Sudermann's Honor, therefore, is not original in treatment or idea, but the fact that his play was written and produced in Germany in the late eighties was of national importance. The German drama at that time was at nearly its lowest ebb, and the infusion of new blood was greeted with more friendly criticism than the inherent value of the play merited.

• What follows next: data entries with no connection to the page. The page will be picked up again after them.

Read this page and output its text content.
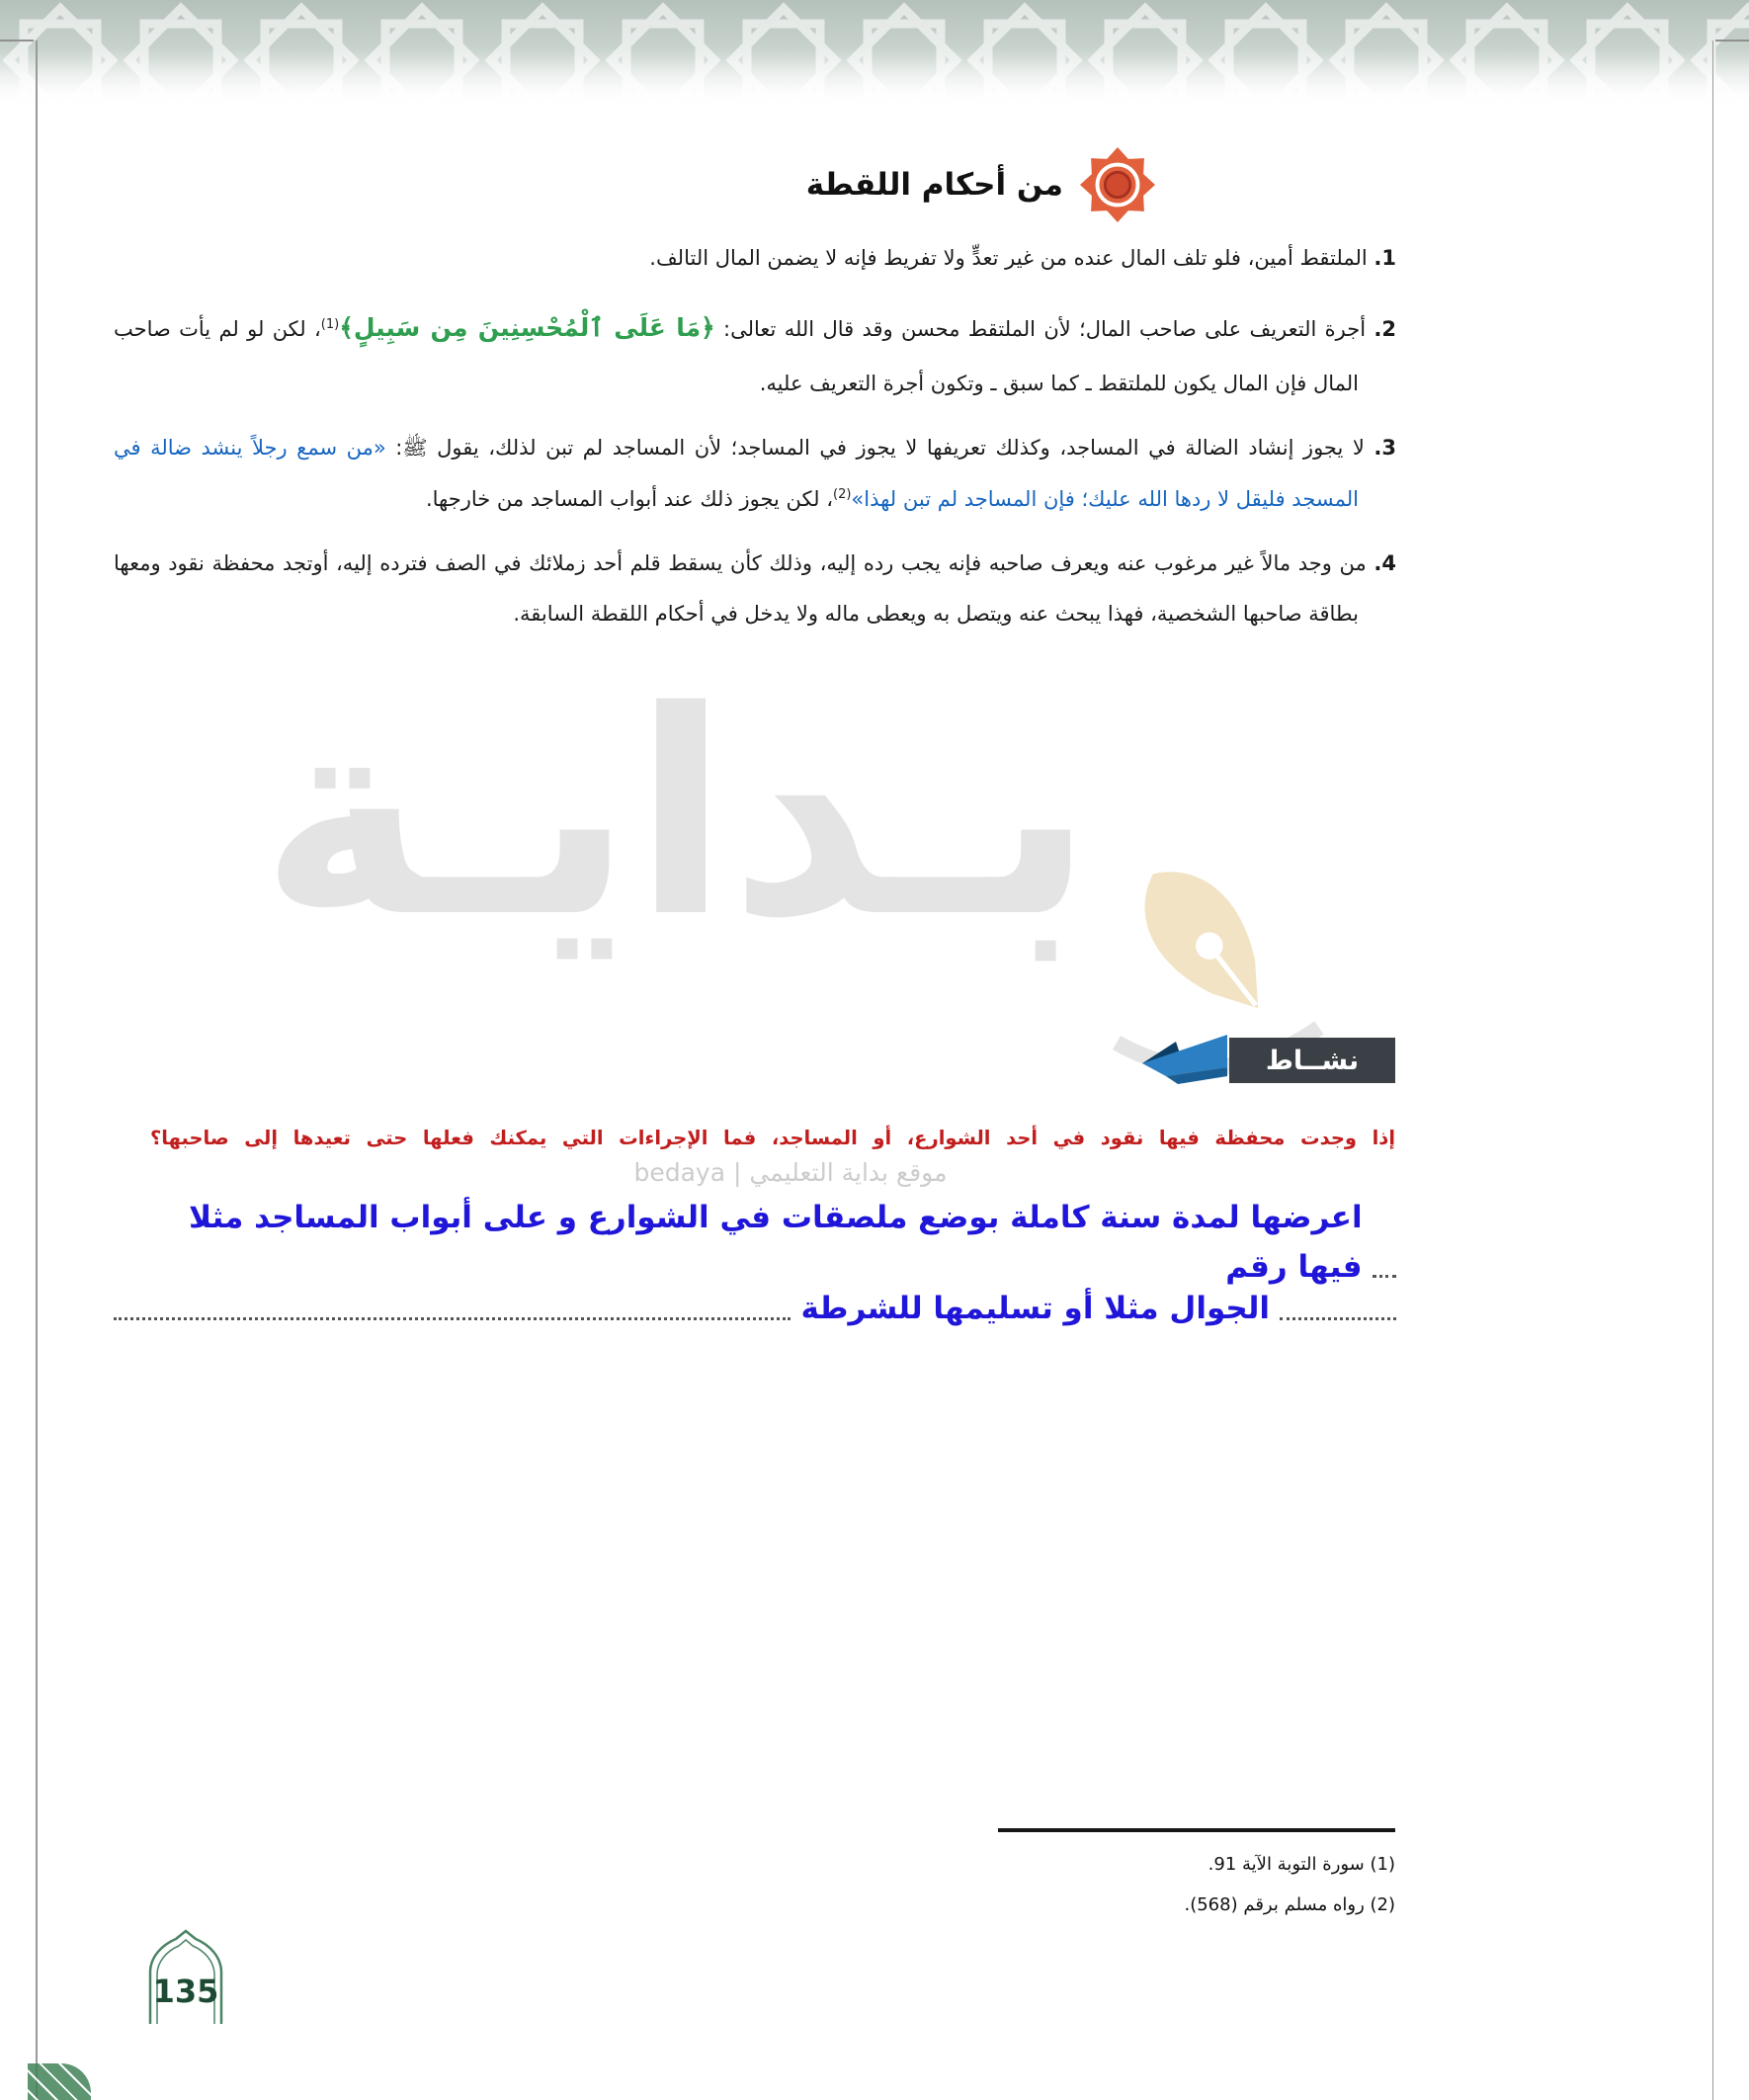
بـدايـة
موقع بداية التعليمي | bedaya
من أحكام اللقطة

1. الملتقط أمين، فلو تلف المال عنده من غير تعدٍّ ولا تفريط فإنه لا يضمن المال التالف.

2. أجرة التعريف على صاحب المال؛ لأن الملتقط محسن وقد قال الله تعالى: ﴿مَا عَلَى ٱلْمُحْسِنِينَ مِن سَبِيلٍ﴾$^{(1)}$، لكن لو لم يأت صاحب المال فإن المال يكون للملتقط ـ كما سبق ـ وتكون أجرة التعريف عليه.

3. لا يجوز إنشاد الضالة في المساجد، وكذلك تعريفها لا يجوز في المساجد؛ لأن المساجد لم تبن لذلك، يقول ﷺ: «من سمع رجلاً ينشد ضالة في المسجد فليقل لا ردها الله عليك؛ فإن المساجد لم تبن لهذا»$^{(2)}$، لكن يجوز ذلك عند أبواب المساجد من خارجها.

4. من وجد مالاً غير مرغوب عنه ويعرف صاحبه فإنه يجب رده إليه، وذلك كأن يسقط قلم أحد زملائك في الصف فترده إليه، أوتجد محفظة نقود ومعها بطاقة صاحبها الشخصية، فهذا يبحث عنه ويتصل به ويعطى ماله ولا يدخل في أحكام اللقطة السابقة.

نشــاط
إذا وجدت محفظة فيها نقود في أحد الشوارع، أو المساجد، فما الإجراءات التي يمكنك فعلها حتى تعيدها إلى صاحبها؟
اعرضها لمدة سنة كاملة بوضع ملصقات في الشوارع و على أبواب المساجد مثلا فيها رقم
الجوال مثلا أو تسليمها للشرطة
(1) سورة التوبة الآية 91.
(2) رواه مسلم برقم (568).
135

Honor was the subject of his story. Ibsen once said, "If, in placing upon the stage certain persons whom I have known or seen, certain facts of which I have been a witness or which have been related to me, and, in throwing an atmosphere of poetry over it all, I happen to awaken a soul within them, various ideas will take root in the minds of the different characters: that is the point of departure. I cannot help it if in my own brain, as I write, various ideas come to me. That is merely accessory; the first principle of a play is action, life." (From a conversation quoted by Prozor, the French translator of Ibsen.)

Is Sudermann more interested in the thesis than in the play as a dramatic entertainment? Did he write Honor as a stage piece, or did he write it in order to promulgate his ideas on honor? The text will reveal his intentions.

Is Honor a thesis play in the same sense that Magda is? Which is the better art, and why? Compare the two plays.

Trast is the "Raisonneur" of the piece. He exposes the author's ideas. How does he do this? Does he accomplish the author's ends skilfully, or not? In his words and acts, does he gently insinuate the conception of honor which Sudermann wished the audience to get, or does he deal it out in long speeches sections, as it were, of a tract? Compare the "Raisonneurs" in The Great Galeotto, Magda, and There Are Crimes and Crimes, with Trast. To how great an extent may a dramatist legitimately project himself and his ideas through the agency of a "Raisonneur"?